To successfully impact orthopedic surgery readmissions, the data scientists and improvement team needed to identify factors strongly statistically associated with readmissions and determine whether they could affect change around those factors.
The improvement team worked through the factors with strong associations with improvement to assess whether they could improve an existing process or determine if there was a new process they had the resources to implement:
Additional regression models provided other balance measures (outcome measures that may be important but aren’t the focus of the readmissions project) the same level of attention in the statistical analysis as readmission measures. The analysis showed how optimizing a process for readmissions might also help or hinder outcomes including length of stay (LOS), mortality, or cost.
Reducing preoperative BMI may be an effective measure for goals other than reducing readmissions. For example, statistical modeling showed that a high BMI was associated with a longer LOS following orthopedic surgery. Though bariatric surgery appeared to be an ineffective measure for reducing readmissions, it may be an effective action if reducing LOS is an important improvement goal.

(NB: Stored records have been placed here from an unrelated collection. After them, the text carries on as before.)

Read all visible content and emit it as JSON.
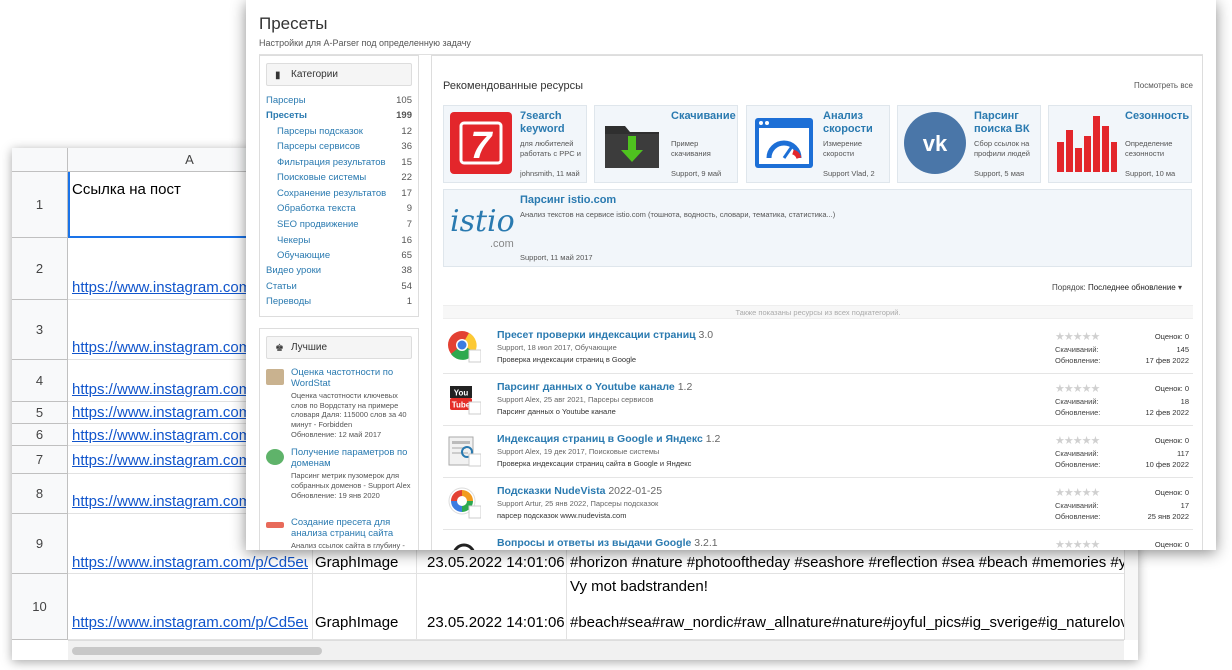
{
  "sheet": {
    "col_a": "A",
    "rows": [
      {
        "num": "1",
        "a": "Ссылка на пост"
      },
      {
        "num": "2",
        "a": "https://www.instagram.com"
      },
      {
        "num": "3",
        "a": "https://www.instagram.com"
      },
      {
        "num": "4",
        "a": "https://www.instagram.com"
      },
      {
        "num": "5",
        "a": "https://www.instagram.com"
      },
      {
        "num": "6",
        "a": "https://www.instagram.com"
      },
      {
        "num": "7",
        "a": "https://www.instagram.com"
      },
      {
        "num": "8",
        "a": "https://www.instagram.com"
      },
      {
        "num": "9",
        "a": "https://www.instagram.com/p/Cd5eu",
        "b": "GraphImage",
        "c": "23.05.2022 14:01:06",
        "d": "#horizon #nature #photooftheday #seashore #reflection #sea #beach #memories #y"
      },
      {
        "num": "10",
        "a": "https://www.instagram.com/p/Cd5eu",
        "b": "GraphImage",
        "c": "23.05.2022 14:01:06",
        "d_line1": "Vy mot badstranden!",
        "d": "#beach#sea#raw_nordic#raw_allnature#nature#joyful_pics#ig_sverige#ig_naturelov"
      }
    ]
  },
  "aparser": {
    "title": "Пресеты",
    "subtitle": "Настройки для A-Parser под определенную задачу",
    "categories": {
      "header": "Категории",
      "items": [
        {
          "label": "Парсеры",
          "count": "105"
        },
        {
          "label": "Пресеты",
          "count": "199"
        },
        {
          "label": "Парсеры подсказок",
          "count": "12"
        },
        {
          "label": "Парсеры сервисов",
          "count": "36"
        },
        {
          "label": "Фильтрация результатов",
          "count": "15"
        },
        {
          "label": "Поисковые системы",
          "count": "22"
        },
        {
          "label": "Сохранение результатов",
          "count": "17"
        },
        {
          "label": "Обработка текста",
          "count": "9"
        },
        {
          "label": "SEO продвижение",
          "count": "7"
        },
        {
          "label": "Чекеры",
          "count": "16"
        },
        {
          "label": "Обучающие",
          "count": "65"
        },
        {
          "label": "Видео уроки",
          "count": "38"
        },
        {
          "label": "Статьи",
          "count": "54"
        },
        {
          "label": "Переводы",
          "count": "1"
        }
      ]
    },
    "best": {
      "header": "Лучшие",
      "items": [
        {
          "title": "Оценка частотности по WordStat",
          "desc": "Оценка частотности ключевых слов по Вордстату на примере словаря Даля: 115000 слов за 40 минут - Forbidden",
          "updated": "Обновление: 12 май 2017"
        },
        {
          "title": "Получение параметров по доменам",
          "desc": "Парсинг метрик пузомерок для собранных доменов - Support Alex",
          "updated": "Обновление: 19 янв 2020"
        },
        {
          "title": "Создание пресета для анализа страниц сайта",
          "desc": "Анализ ссылок сайта в глубину -",
          "updated": ""
        }
      ]
    },
    "recommended": {
      "title": "Рекомендованные ресурсы",
      "see_all": "Посмотреть все",
      "cards": [
        {
          "title": "7search keyword",
          "desc": "для любителей работать с PPC и",
          "meta": "johnsmith, 11 май",
          "color": "#e3262b"
        },
        {
          "title": "Скачивание",
          "desc": "Пример скачивания",
          "meta": "Support, 9 май",
          "color": "#2f2f2f"
        },
        {
          "title": "Анализ скорости",
          "desc": "Измерение скорости",
          "meta": "Support Vlad, 2",
          "color": "#1d6fd6"
        },
        {
          "title": "Парсинг поиска ВК",
          "desc": "Сбор ссылок на профили людей",
          "meta": "Support, 5 мая",
          "color": "#4a76a8"
        },
        {
          "title": "Сезонность",
          "desc": "Определение сезонности",
          "meta": "Support, 10 ма",
          "color": "#e3262b"
        }
      ],
      "wide": {
        "title": "Парсинг istio.com",
        "desc": "Анализ текстов на сервисе istio.com (тошнота, водность, словари, тематика, статистика...)",
        "meta": "Support, 11 май 2017",
        "logo": "istio",
        "logo_sub": ".com"
      }
    },
    "order_label": "Порядок:",
    "order_value": "Последнее обновление",
    "note": "Также показаны ресурсы из всех подкатегорий.",
    "resources": [
      {
        "title": "Пресет проверки индексации страниц",
        "version": "3.0",
        "meta": "Support, 18 июл 2017, Обучающие",
        "desc": "Проверка индексации страниц в Google",
        "ratings": "Оценок: 0",
        "downloads": "145",
        "updated": "17 фев 2022"
      },
      {
        "title": "Парсинг данных о Youtube канале",
        "version": "1.2",
        "meta": "Support Alex, 25 авг 2021, Парсеры сервисов",
        "desc": "Парсинг данных о Youtube канале",
        "ratings": "Оценок: 0",
        "downloads": "18",
        "updated": "12 фев 2022"
      },
      {
        "title": "Индексация страниц в Google и Яндекс",
        "version": "1.2",
        "meta": "Support Alex, 19 дек 2017, Поисковые системы",
        "desc": "Проверка индексации страниц сайта в Google и Яндекс",
        "ratings": "Оценок: 0",
        "downloads": "117",
        "updated": "10 фев 2022"
      },
      {
        "title": "Подсказки NudeVista",
        "version": "2022-01-25",
        "meta": "Support Artur, 25 янв 2022, Парсеры подсказок",
        "desc": "парсер подсказок www.nudevista.com",
        "ratings": "Оценок: 0",
        "downloads": "17",
        "updated": "25 янв 2022"
      },
      {
        "title": "Вопросы и ответы из выдачи Google",
        "version": "3.2.1",
        "meta": "",
        "desc": "",
        "ratings": "Оценок: 0",
        "downloads": "",
        "updated": ""
      }
    ],
    "downloads_label": "Скачиваний:",
    "updated_label": "Обновление:"
  }
}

To sustain improvement work, organizations must consider if the effort invested in improving specific processes will yield a worthwhile ROI. Otherwise, their energy and resources are better spent on other outcomes.

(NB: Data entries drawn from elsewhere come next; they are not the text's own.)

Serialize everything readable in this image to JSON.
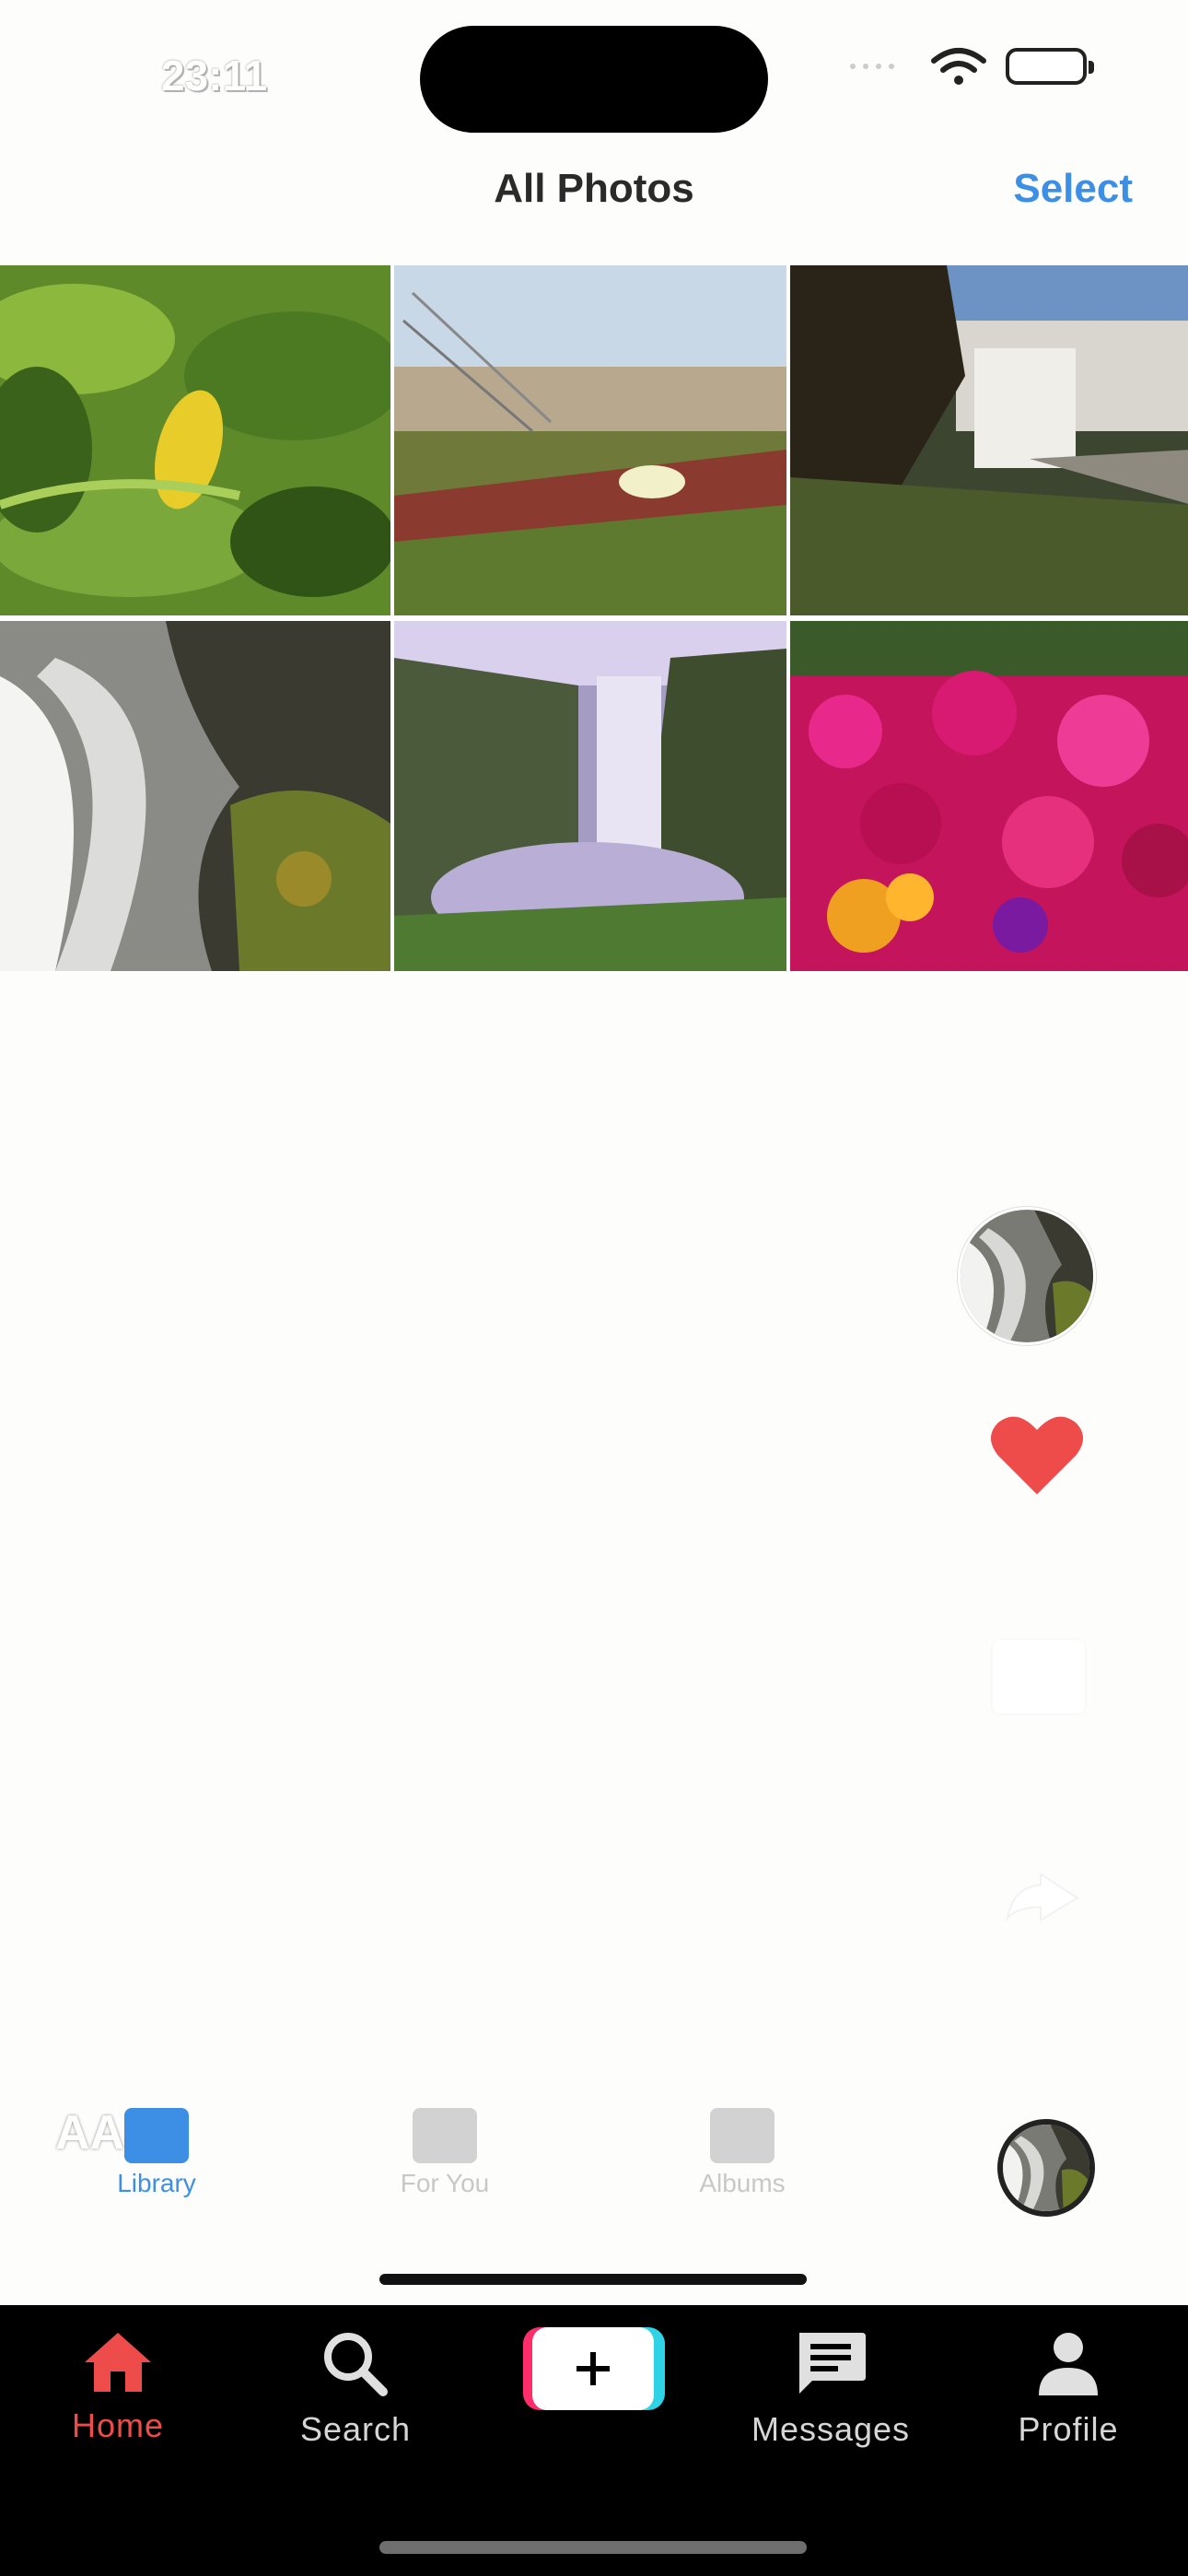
{
  "status_bar": {
    "time": "23:11"
  },
  "header": {
    "title": "All Photos",
    "select_label": "Select"
  },
  "photos": [
    {
      "name": "photo-lemon-leaves"
    },
    {
      "name": "photo-calla-lily-dunes"
    },
    {
      "name": "photo-waterfall-cliff"
    },
    {
      "name": "photo-waterfall-bw-moss"
    },
    {
      "name": "photo-purple-waterfall"
    },
    {
      "name": "photo-magenta-flowers"
    }
  ],
  "overlay": {
    "letters": "AA"
  },
  "photos_tabs": [
    {
      "label": "Library"
    },
    {
      "label": "For You"
    },
    {
      "label": "Albums"
    }
  ],
  "tabbar": {
    "home": "Home",
    "search": "Search",
    "create": "+",
    "messages": "Messages",
    "profile": "Profile"
  },
  "colors": {
    "accent": "#ee4b4b",
    "select_blue": "#3d8fe6",
    "tabbar_bg": "#000000"
  }
}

When data didn’t link patient BMI to readmission rates, the improvement team assessed other preoperative factors that might identify patients more likely to be readmitted. Looking retrospectively at reasons for readmitting helped the team understand why patients were returning.
Backed up by data and rigorous analysis, the team determined that, given that most orthopedic readmissions were unrelated to surgery, a systemwide approach to readmission reduction would be more effective than implementing process improvements by department (e.g., orthopedics). The team further supported this conclusion after assessing the potential impact and volume behind specific preoperative interventions, ultimately changing its improvement focus to systemwide data science-driven initiatives (e.g., opportunities to reduce cost, variation, and waste, and to improve efficiency).
When the organization followed the data and used more advanced data science methods to evaluate its optimization criteria, it found that delaying orthopedic surgery based on a patient’s specific preoperative attributes (e.g., BMI) may not be an effective measure for avoiding readmissions. The improvement team learned that many of the factors associated with increased readmissions do not tie to processes they can control directly. The team also learned that readmission processes it can impact may only require only a light touch (e.g., behavior disorders and opioid use) but yield meaningful improvement and favorable ROI.
Health systems can decrease the risk, cost, and time associated with outcomes improvement and accelerate the process by using data science to help determine which measures will help them meet their goals for their specific populations. As the industry continues to work toward outcomes improvement, leading organizations will rely on data science and machine learning to test hypotheses, identify opportunities faster and more accurately, and ensure that their improvement measures support their overall goals.